A recently concluded clinical trial funded by the National Institute of Allergy and Infectious Diseases (NIAID), part of the National Institutes of Health (NIH), has found that the anti-herpes drug acyclovir did not reduce the risk of acquiring sexually transmitted HIV when given to men and women infected with herpes simplex virus-2 (HSV-2). Multiple studies indicate that people infected with HSV-2 are at increased risk of acquiring HIV. Researchers have speculated that the use of acyclovir, a safe and widely used herpes drug, could reduce HIV transmission by suppressing HSV-2 and preventing genital sores and breaks in the skin.
Results from the Phase III clinical study, which was funded by the National Institute of Allergy and Infectious Diseases (NIAID), part of the National Institutes of Health (NIH), and conducted by the NIAID-funded HIV Prevention Trials Network (HPTN), were presented this week at the Conference on Retroviruses and Opportunistic Infections (CROI) in
NIAID director Anthony S. Fauci, MD, says, "Although HPTN 039 did not yield a successful result with regard to herpes suppression as a possible tool for HIV prevention, the concept of treating and preventing sexually transmitted infections as a possible tool in HIV prevention remains an important one. We will continue to work to understand how HSV-2 and other STIs increase the risk of HIV infection, and to develop new interventions that might play a role in HIV prevention."
HSV-2, one of the most common sexually transmitted infections worldwide, is especially prevalent in areas with high rates of HIV infection. Most people who are infected with HSV-2 do not know they have the virus because symptoms can be mild or nonexistent. Some infected individuals have recurring sores and breaks in the skin of the genital region, which can make it easier for these individuals to acquire HIV. Additionally, active HSV-2 infection attracts specific immune system cells to the genital region that are easily infected with HIV.
People with genital herpes should be aware that this infection increases their risk for HIV infection. It is critical all individuals especially those with herpes know if they are infected with HIV and take measures to protect themselves from infection with HIV and other sexually transmitted diseases.
The HPTN 039 study was launched in October 2003 under the leadership of Connie Celum, MD, and Anna Wald, MD, of the University of Washington in Seattle. It was designed to determine if acyclovir could reduce an HSV-2 infected person's risk of acquiring HIV infection. The clinical trial was conducted at nine sites in
The participants received either a twice-daily, 400-milligram (mg) dose of acyclovir tablets (800 mg total per day) the standard treatment regimen for suppressing genital herpes or placebo tablets. Throughout the course of the study, volunteers were extensively counseled on how to avoid exposure to HIV and were supplied with condoms.
The researchers found no evidence that the standard acyclovir regimen prevents HIV infection among HSV-2 infected people. Specifically, there was a 3.9 percent HIV incidence rate (75 cases) among the 1,637 participants who received acyclovir, while there was a 3.3 percent HIV incidence rate (64 cases) among the 1,640 participants who received placebo.

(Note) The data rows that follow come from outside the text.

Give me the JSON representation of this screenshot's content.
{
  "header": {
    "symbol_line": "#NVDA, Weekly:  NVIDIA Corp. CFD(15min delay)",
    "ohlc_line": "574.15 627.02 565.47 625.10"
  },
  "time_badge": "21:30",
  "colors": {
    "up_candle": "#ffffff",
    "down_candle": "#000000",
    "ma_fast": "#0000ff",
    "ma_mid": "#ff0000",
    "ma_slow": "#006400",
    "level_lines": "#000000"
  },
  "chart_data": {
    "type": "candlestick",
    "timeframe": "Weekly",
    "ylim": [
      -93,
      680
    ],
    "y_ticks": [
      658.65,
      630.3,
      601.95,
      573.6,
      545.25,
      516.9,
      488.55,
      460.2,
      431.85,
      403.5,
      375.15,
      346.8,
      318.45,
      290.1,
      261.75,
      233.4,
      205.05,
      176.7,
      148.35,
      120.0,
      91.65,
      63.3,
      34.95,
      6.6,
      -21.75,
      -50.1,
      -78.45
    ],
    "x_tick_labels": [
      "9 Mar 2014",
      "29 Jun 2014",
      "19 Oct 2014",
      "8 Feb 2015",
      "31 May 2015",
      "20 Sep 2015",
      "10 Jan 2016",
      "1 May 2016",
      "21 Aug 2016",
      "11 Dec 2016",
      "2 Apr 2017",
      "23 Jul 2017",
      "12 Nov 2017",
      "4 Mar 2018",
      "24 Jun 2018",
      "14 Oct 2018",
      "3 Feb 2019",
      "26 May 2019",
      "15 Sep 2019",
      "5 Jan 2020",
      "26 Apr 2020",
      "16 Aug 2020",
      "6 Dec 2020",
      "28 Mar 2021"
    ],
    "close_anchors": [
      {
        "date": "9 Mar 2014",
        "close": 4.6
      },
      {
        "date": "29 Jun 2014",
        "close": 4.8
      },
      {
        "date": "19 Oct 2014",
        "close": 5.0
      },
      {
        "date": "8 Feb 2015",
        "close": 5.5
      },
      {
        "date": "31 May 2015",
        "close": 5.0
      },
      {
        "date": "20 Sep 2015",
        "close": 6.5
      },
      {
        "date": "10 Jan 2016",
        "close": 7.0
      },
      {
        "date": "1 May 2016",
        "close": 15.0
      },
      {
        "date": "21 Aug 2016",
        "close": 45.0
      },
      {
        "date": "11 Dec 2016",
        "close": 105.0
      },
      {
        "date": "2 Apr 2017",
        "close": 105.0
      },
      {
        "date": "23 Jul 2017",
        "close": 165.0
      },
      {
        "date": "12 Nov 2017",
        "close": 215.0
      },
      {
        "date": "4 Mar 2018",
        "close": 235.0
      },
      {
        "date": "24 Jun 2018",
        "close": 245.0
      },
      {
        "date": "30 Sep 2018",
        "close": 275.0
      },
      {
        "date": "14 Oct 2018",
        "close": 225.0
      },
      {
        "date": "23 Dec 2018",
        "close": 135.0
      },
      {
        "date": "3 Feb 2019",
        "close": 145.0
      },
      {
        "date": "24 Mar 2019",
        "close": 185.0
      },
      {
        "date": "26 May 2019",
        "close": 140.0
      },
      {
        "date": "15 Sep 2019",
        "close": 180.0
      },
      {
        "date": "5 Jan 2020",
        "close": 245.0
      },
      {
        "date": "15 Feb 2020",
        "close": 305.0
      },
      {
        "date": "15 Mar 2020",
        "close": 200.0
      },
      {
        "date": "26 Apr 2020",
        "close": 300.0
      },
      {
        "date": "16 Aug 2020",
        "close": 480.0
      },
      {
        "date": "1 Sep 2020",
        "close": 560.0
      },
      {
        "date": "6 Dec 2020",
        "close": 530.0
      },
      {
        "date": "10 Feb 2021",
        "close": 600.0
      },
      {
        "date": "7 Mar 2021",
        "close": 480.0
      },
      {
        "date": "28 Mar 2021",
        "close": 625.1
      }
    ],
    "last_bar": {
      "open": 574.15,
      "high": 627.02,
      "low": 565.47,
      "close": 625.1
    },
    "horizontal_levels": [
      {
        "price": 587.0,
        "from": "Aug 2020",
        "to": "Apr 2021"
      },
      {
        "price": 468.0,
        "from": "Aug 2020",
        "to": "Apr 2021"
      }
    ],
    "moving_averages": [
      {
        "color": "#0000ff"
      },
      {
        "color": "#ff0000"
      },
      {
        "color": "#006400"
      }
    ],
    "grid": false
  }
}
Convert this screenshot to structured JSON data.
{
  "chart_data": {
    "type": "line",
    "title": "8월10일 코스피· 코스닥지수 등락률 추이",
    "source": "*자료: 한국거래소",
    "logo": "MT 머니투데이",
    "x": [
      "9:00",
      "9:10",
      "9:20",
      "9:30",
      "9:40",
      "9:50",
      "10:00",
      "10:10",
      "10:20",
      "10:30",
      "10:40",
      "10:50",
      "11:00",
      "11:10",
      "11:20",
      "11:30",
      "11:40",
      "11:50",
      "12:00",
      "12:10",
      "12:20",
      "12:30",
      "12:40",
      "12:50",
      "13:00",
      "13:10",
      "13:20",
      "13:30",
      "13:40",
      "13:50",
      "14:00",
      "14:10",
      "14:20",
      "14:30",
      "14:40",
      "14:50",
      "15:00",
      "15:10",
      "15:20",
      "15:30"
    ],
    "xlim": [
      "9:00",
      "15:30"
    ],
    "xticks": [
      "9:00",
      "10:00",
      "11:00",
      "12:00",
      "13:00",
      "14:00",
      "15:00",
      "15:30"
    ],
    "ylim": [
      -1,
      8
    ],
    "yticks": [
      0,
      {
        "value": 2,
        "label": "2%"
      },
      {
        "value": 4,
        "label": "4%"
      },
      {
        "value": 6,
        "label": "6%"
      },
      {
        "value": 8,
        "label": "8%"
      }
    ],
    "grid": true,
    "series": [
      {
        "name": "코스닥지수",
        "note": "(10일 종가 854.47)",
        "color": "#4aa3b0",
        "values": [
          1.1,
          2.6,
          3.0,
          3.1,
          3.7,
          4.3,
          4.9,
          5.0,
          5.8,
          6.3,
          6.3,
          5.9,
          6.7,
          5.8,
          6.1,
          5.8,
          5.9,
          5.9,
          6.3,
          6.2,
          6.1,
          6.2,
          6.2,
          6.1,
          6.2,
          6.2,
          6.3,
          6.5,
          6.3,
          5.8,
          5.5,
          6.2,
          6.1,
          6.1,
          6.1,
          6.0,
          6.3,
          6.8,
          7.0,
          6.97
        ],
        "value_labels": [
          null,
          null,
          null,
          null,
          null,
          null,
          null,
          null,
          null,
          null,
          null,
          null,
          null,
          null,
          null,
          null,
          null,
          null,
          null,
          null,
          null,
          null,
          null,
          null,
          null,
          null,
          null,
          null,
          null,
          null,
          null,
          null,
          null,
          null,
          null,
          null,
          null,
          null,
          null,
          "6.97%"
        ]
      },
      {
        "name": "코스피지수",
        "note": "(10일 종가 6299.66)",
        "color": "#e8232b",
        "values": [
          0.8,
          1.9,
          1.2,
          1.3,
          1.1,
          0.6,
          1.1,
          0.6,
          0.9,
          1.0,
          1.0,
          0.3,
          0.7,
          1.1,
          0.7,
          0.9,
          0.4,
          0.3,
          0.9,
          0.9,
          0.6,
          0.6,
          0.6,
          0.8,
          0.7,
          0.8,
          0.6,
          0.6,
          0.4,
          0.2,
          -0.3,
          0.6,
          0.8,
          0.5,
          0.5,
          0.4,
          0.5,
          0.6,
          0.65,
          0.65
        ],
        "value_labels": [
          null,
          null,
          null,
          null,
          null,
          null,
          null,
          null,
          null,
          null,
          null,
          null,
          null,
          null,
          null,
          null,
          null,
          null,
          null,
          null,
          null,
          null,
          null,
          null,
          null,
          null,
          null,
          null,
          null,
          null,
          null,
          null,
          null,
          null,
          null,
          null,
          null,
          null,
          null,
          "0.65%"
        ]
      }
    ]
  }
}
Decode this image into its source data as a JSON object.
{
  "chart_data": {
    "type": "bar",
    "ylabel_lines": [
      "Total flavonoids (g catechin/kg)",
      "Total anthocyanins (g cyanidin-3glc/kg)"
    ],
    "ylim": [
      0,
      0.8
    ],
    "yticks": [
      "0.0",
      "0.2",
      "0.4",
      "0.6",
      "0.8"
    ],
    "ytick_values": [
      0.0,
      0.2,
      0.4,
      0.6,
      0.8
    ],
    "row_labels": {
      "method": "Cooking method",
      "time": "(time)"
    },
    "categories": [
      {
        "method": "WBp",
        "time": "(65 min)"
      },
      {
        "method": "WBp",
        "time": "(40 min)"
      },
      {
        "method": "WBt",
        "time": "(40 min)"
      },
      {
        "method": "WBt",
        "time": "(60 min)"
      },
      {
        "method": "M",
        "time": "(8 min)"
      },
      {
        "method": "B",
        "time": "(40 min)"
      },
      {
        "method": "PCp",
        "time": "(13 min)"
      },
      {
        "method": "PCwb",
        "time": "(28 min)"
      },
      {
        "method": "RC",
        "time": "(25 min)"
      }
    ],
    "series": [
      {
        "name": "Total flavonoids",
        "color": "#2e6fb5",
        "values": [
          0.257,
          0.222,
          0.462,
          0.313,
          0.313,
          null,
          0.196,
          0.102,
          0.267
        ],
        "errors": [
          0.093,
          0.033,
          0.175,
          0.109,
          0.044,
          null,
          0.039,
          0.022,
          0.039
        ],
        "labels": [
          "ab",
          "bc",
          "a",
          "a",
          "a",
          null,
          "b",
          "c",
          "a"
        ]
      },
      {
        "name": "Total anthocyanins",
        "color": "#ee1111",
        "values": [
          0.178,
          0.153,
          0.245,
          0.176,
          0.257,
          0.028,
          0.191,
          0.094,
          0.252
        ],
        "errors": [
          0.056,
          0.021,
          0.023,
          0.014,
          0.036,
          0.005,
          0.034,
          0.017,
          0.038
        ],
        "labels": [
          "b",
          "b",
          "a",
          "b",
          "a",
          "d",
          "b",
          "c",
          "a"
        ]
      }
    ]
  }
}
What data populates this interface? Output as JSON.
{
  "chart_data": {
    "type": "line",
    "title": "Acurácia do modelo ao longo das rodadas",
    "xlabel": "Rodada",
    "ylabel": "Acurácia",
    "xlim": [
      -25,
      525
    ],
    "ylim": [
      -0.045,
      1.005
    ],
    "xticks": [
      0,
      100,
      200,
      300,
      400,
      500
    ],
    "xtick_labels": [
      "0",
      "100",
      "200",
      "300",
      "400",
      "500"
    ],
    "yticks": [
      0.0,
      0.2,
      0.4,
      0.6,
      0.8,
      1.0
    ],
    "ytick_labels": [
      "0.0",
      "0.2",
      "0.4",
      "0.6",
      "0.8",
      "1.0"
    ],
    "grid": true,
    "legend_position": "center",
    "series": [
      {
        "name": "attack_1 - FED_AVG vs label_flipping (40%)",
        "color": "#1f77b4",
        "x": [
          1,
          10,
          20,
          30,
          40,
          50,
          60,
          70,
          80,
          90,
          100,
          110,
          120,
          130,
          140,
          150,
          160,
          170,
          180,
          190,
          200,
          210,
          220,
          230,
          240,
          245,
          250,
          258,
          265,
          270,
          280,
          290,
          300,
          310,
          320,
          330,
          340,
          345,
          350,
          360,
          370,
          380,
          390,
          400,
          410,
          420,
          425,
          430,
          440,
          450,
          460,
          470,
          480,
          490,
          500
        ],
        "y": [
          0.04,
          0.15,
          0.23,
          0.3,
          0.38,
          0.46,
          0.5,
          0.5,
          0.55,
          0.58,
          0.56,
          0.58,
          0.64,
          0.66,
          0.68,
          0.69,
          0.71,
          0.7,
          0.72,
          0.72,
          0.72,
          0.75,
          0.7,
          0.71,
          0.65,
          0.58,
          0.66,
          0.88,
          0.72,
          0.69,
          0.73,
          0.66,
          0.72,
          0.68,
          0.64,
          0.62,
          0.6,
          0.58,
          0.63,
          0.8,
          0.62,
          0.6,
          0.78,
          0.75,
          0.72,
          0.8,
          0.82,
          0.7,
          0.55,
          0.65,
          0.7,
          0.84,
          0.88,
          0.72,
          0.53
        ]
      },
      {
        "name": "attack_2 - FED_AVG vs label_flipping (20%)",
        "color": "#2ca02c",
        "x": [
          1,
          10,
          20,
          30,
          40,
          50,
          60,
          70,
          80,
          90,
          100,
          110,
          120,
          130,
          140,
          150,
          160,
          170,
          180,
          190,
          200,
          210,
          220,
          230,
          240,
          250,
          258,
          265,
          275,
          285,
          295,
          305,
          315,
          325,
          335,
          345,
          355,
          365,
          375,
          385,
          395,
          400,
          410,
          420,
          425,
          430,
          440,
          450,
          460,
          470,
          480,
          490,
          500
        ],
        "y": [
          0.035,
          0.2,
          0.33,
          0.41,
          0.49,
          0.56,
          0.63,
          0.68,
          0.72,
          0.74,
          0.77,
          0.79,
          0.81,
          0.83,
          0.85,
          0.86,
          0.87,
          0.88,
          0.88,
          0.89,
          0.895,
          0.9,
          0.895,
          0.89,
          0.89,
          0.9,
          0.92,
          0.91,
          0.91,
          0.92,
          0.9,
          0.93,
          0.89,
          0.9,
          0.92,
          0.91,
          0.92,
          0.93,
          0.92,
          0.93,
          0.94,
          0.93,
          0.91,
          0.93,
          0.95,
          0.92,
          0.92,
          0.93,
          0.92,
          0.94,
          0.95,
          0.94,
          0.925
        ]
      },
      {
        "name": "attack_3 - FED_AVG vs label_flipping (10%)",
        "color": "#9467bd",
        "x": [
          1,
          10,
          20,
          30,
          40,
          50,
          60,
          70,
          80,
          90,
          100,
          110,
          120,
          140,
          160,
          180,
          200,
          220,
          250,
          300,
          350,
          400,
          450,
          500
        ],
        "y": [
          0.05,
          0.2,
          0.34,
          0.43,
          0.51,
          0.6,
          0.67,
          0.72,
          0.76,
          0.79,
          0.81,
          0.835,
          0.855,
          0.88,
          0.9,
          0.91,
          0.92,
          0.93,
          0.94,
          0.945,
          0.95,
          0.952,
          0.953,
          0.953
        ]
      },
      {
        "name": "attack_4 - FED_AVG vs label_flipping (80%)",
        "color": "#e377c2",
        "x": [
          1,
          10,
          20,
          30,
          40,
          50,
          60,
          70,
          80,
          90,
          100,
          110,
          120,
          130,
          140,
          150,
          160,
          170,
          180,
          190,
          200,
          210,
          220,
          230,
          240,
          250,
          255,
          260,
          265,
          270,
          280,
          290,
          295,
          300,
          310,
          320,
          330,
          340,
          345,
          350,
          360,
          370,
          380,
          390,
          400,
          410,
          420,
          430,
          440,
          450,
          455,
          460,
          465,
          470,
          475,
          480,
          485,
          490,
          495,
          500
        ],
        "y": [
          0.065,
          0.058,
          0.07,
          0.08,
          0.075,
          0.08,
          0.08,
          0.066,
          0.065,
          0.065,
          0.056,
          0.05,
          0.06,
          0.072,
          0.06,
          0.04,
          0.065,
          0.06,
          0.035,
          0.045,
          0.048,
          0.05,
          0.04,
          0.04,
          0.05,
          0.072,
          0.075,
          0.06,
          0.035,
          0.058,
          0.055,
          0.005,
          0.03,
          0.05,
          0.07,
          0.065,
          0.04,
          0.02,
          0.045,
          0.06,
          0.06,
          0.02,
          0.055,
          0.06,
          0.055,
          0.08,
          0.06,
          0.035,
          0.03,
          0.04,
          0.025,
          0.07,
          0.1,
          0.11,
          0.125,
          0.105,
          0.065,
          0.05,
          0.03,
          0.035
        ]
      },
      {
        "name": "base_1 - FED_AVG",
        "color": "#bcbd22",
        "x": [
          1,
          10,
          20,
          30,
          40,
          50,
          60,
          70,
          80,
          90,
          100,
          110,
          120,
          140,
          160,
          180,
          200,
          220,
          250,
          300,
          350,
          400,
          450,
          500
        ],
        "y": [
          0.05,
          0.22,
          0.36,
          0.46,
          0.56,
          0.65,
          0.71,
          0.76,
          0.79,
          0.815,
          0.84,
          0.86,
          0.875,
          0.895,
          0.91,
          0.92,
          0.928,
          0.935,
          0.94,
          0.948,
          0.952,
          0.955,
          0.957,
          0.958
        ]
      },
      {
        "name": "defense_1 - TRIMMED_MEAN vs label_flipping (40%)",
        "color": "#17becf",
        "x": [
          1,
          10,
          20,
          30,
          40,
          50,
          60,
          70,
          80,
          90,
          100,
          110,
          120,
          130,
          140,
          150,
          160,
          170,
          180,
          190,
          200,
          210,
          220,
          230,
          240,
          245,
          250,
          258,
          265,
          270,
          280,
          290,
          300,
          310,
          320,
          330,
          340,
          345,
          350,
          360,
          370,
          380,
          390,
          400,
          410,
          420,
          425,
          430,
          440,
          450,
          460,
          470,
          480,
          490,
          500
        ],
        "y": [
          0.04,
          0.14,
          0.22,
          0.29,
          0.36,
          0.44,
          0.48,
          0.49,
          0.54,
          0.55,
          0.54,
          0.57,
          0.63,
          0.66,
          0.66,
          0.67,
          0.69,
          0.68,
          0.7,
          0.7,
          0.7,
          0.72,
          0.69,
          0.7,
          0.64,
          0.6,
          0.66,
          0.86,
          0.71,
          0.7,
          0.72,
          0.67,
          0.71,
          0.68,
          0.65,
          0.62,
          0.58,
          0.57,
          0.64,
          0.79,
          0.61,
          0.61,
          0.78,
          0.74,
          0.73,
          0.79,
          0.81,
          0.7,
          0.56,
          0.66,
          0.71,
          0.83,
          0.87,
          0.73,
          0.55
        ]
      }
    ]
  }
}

"The difference in HIV rates in the acyclovir and placebo group is not statistically significant, indicating that when acyclovir is used twice-daily at the 400 mg dose, the drug does not prevent HSV-2-infected individuals from becoming infected with HIV," says Celum. "More research is needed to understand ways to reduce HIV susceptibility among persons with HSV-2."
The study did, however, provide additional evidence that acyclovir reduces the occurrence of genital sores: the volunteers who received acyclovir had a 37 percent decrease in genital ulcer incidence and a significantly lower proportion of ulcers due to HSV-2.
"The study answered the scientific questions it was designed to answer," says Wald. "The sites were able to recruit and retain a large number of volunteers, who maintained a high level of adherence to the twice-daily drug regimen. While we are disappointed with the results, the study was well-conducted and provides a clear answer about using acyclovir to reduce the risk of becoming HIV-infected."
The study participants have been informed of the findings and are being counseled on the continued need to avoid HIV exposure. Volunteers who became infected with HIV during the trial have been referred for appropriate medical care and treatment.
The HPTN is led by Family Health International in Research Triangle Park, N.C., HPTN clinical laboratory located at Johns Hopkins University in Baltimore, and the Statistical Center for HIV/AIDS Research and Prevention at the Fred Hutchinson Cancer Research Center in Seattle.